If you solve the problem that way you don't even really need the Harry Potter chapter in the context at all, you could put it as an external document that the agent executes code against. This makes it qualitatively a different problem than the insurance policy questions that the article moves on to.
> I, too, could not read a chapter of Harry Potter and then tell you how many times a word was used. This isn't what my brain (and by extension LLMs) is good at. However, if you told me ahead of time that was my goal for reading a chapter, I'd approach reading differently. I might have a scratch pad for tallying. Or I might just to a word find on a document. I'd design a framework to solve the problem,
What is the relevance in what a human would do? This is not a human and does not work like a human.
I would expect any piece of software that allows me to input a text and ask it to count occurences of words to do so accurately.
You absolutely could count the number of times "wizard" was used if you had the book in front of you. Similarly the LLM does have the chapter available "to look at." Documents pasted in the context window aren't ethereal.
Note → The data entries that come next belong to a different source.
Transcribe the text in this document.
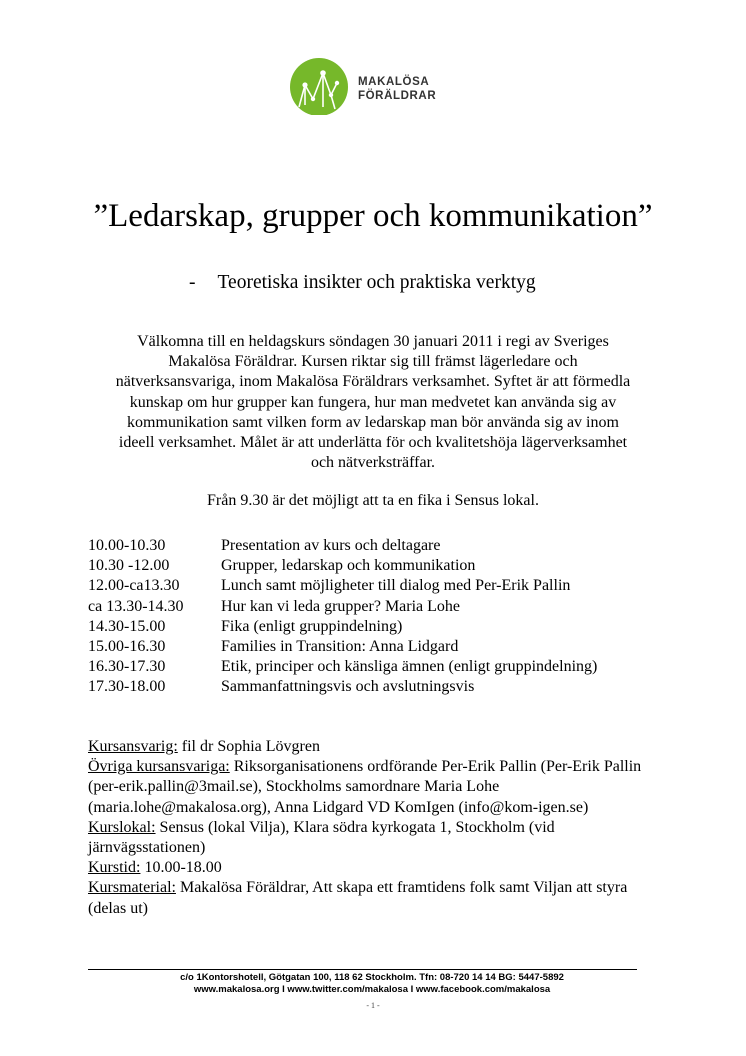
MAKALÖSA
FÖRÄLDRAR
”Ledarskap, grupper och kommunikation”
- Teoretiska insikter och praktiska verktyg
Välkomna till en heldagskurs söndagen 30 januari 2011 i regi av Sveriges
Makalösa Föräldrar. Kursen riktar sig till främst lägerledare och
nätverksansvariga, inom Makalösa Föräldrars verksamhet. Syftet är att förmedla
kunskap om hur grupper kan fungera, hur man medvetet kan använda sig av
kommunikation samt vilken form av ledarskap man bör använda sig av inom
ideell verksamhet. Målet är att underlätta för och kvalitetshöja lägerverksamhet
och nätverksträffar.
Från 9.30 är det möjligt att ta en fika i Sensus lokal.
10.00-10.30	Presentation av kurs och deltagare
10.30 -12.00	Grupper, ledarskap och kommunikation
12.00-ca13.30	Lunch samt möjligheter till dialog med Per-Erik Pallin
ca 13.30-14.30	Hur kan vi leda grupper? Maria Lohe
14.30-15.00	Fika (enligt gruppindelning)
15.00-16.30	Families in Transition: Anna Lidgard
16.30-17.30	Etik, principer och känsliga ämnen (enligt gruppindelning)
17.30-18.00	Sammanfattningsvis och avslutningsvis
Kursansvarig: fil dr Sophia Lövgren
Övriga kursansvariga: Riksorganisationens ordförande Per-Erik Pallin (Per-Erik Pallin (per-erik.pallin@3mail.se), Stockholms samordnare Maria Lohe (maria.lohe@makalosa.org), Anna Lidgard VD KomIgen (info@kom-igen.se)
Kurslokal: Sensus (lokal Vilja), Klara södra kyrkogata 1, Stockholm (vid järnvägsstationen)
Kurstid: 10.00-18.00
Kursmaterial: Makalösa Föräldrar, Att skapa ett framtidens folk samt Viljan att styra (delas ut)
c/o 1Kontorshotell, Götgatan 100, 118 62 Stockholm. Tfn: 08-720 14 14 BG: 5447-5892
www.makalosa.org I www.twitter.com/makalosa I www.facebook.com/makalosa
- 1 -
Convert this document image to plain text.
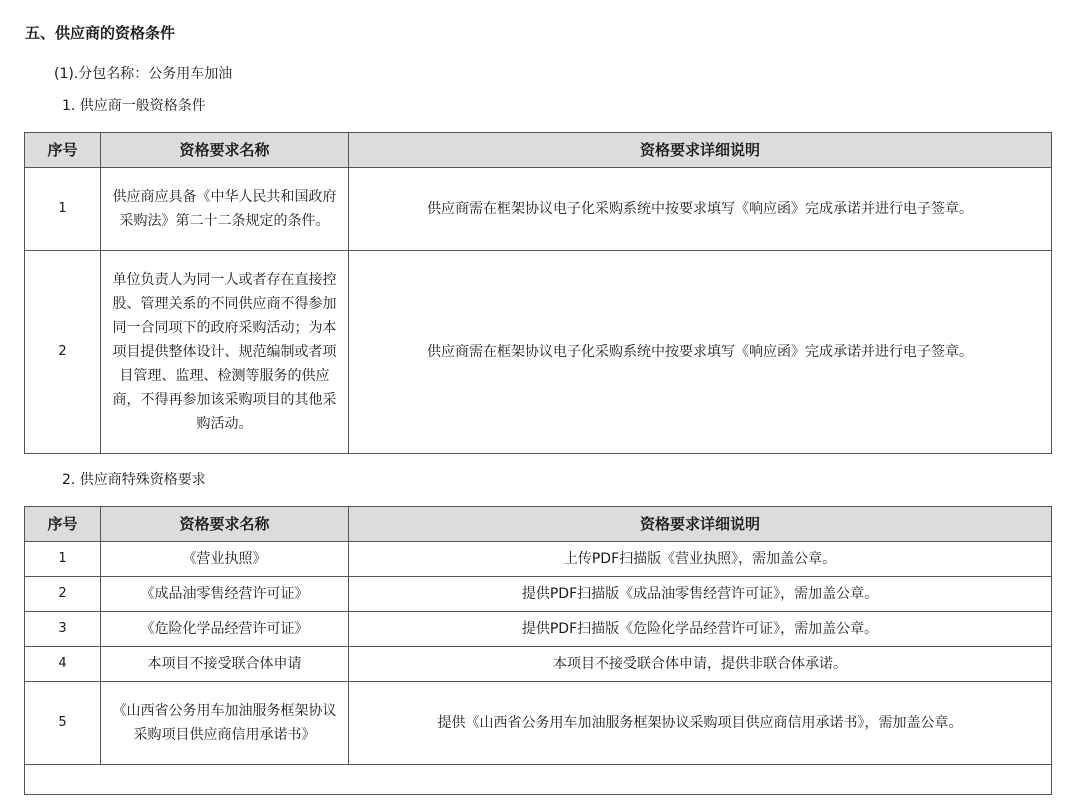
五、供应商的资格条件
(1).分包名称：公务用车加油
1. 供应商一般资格条件
序号	资格要求名称	资格要求详细说明
1	供应商应具备《中华人民共和国政府采购法》第二十二条规定的条件。	供应商需在框架协议电子化采购系统中按要求填写《响应函》完成承诺并进行电子签章。
2	单位负责人为同一人或者存在直接控股、管理关系的不同供应商不得参加同一合同项下的政府采购活动；为本项目提供整体设计、规范编制或者项目管理、监理、检测等服务的供应商，不得再参加该采购项目的其他采购活动。	供应商需在框架协议电子化采购系统中按要求填写《响应函》完成承诺并进行电子签章。
2. 供应商特殊资格要求
序号	资格要求名称	资格要求详细说明
1	《营业执照》	上传PDF扫描版《营业执照》，需加盖公章。
2	《成品油零售经营许可证》	提供PDF扫描版《成品油零售经营许可证》，需加盖公章。
3	《危险化学品经营许可证》	提供PDF扫描版《危险化学品经营许可证》，需加盖公章。
4	本项目不接受联合体申请	本项目不接受联合体申请，提供非联合体承诺。
5	《山西省公务用车加油服务框架协议采购项目供应商信用承诺书》	提供《山西省公务用车加油服务框架协议采购项目供应商信用承诺书》，需加盖公章。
Part of the confusion here is that some people (apparently including you) use the word "LLM" to refer to the entire system that's built up around the language model itself, while others (like OP) are specifically referring to the large language model.
The large language model's context window absolutely is ephemeral. By the time inference is begun all you have is a giant vector that represents the context to date. This means that the model itself does not have the text available to look at, it only has the encoded "memory" of that text.
OP is simply saying that the underlying model is unsuitable for solving problems like this directly, so it makes a bad example for how models don't use their context effectively. A production grade AI agent should be able to solve problems like this, but it will likely do that through external scaffolding, not through improvements to the model itself, whereas improvements to the context window will probably need to occur at the model level.
Yeah. Humans can't count more than ~5 things intuitively; we have to run the "counting algorithm" in our heads. We just learn it so early in life that we don't really think of it as an algorithm. Not surprising at all that LLMs have the same limitation, but fortunately computers are extremely good at running algorithms once instructed to do so.
"The Harry Potter Problem" has the feel of a strawman. LLMs are not universal problem solvers. You still have to break down tasks or give it a framework for working things through. If you ask an LLM to produce a code snippet for word counting, it will do great. Maybe that isn't as sexy, but what are you really trying to achieve?